The Chancellor’s temporary extension to reduced VAT for eating out should incentivise consumers and support food-to-go retailers – many of which are currently operating on a restricted basis due to government Covid constraints - and shops which operate cafes.

The positive indications from the OBR of a faster than expected recovery will also be welcome – and will hopefully include a swift return to normal patterns of consumer spending – something assisted by the decisions to freeze a number of duties including on fuel. If spending doesn’t bounce back then there could be a case for further direct stimulus later in the year to encourage consumer spending.

Nonetheless, the economic legacy of Covid will be felt for some years to come. That’s why a rethink of the recent scrapping of tax free shopping should be kept on the table, along with much needed reform of the apprenticeship levy which simply isn’t working for levy-payers in Scotland.
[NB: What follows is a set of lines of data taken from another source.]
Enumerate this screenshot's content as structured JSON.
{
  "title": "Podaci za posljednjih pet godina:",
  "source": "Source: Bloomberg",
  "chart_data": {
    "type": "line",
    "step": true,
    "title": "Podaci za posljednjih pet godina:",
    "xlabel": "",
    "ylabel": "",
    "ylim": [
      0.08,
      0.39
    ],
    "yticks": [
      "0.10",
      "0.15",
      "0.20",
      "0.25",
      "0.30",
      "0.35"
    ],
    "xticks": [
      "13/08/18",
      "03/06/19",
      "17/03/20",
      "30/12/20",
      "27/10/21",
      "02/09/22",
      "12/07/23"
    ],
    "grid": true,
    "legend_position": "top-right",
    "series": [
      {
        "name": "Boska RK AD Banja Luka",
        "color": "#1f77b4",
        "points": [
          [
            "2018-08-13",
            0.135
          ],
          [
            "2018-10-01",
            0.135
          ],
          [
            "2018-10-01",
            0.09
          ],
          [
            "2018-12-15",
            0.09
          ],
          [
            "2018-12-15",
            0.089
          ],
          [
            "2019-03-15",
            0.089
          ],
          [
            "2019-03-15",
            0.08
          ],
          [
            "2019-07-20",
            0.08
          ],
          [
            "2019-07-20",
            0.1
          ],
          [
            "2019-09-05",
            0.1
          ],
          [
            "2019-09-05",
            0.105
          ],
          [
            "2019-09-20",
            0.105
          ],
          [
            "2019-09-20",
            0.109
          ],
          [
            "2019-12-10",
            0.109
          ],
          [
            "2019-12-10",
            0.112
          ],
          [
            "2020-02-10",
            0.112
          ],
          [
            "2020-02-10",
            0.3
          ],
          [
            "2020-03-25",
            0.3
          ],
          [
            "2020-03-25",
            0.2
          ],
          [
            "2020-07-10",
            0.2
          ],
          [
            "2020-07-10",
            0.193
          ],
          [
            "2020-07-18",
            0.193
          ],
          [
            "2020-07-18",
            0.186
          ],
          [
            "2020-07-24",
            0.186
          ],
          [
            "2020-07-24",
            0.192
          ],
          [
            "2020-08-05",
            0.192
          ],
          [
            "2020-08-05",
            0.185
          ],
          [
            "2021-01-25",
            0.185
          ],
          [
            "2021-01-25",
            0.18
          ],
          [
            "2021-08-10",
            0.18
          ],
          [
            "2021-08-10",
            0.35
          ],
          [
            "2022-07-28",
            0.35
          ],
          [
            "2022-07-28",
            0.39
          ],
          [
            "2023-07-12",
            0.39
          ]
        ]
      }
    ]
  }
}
The failure to link hikes in corporation tax with sustained reductions in business rates was a missed opportunity.

Both the UK and Scottish governments have taken extraordinary steps to protect the Scottish retail industry and its 230,000 jobs during the pandemic. They need to keep in mind the fragile condition of all businesses right now, and reflect on whether further policy burdens, fiscal or regulatory, are sensible whilst businesses recover. Recent proposals from a Scottish Government appointed commission for new levies on out-of-town car parking spaces – which are already liable for business rates - should be firmly knocked on the head.

It will be a long road to full recovery for businesses just as much as it will be for public sector finances, but the Chancellor has made an encouraging start.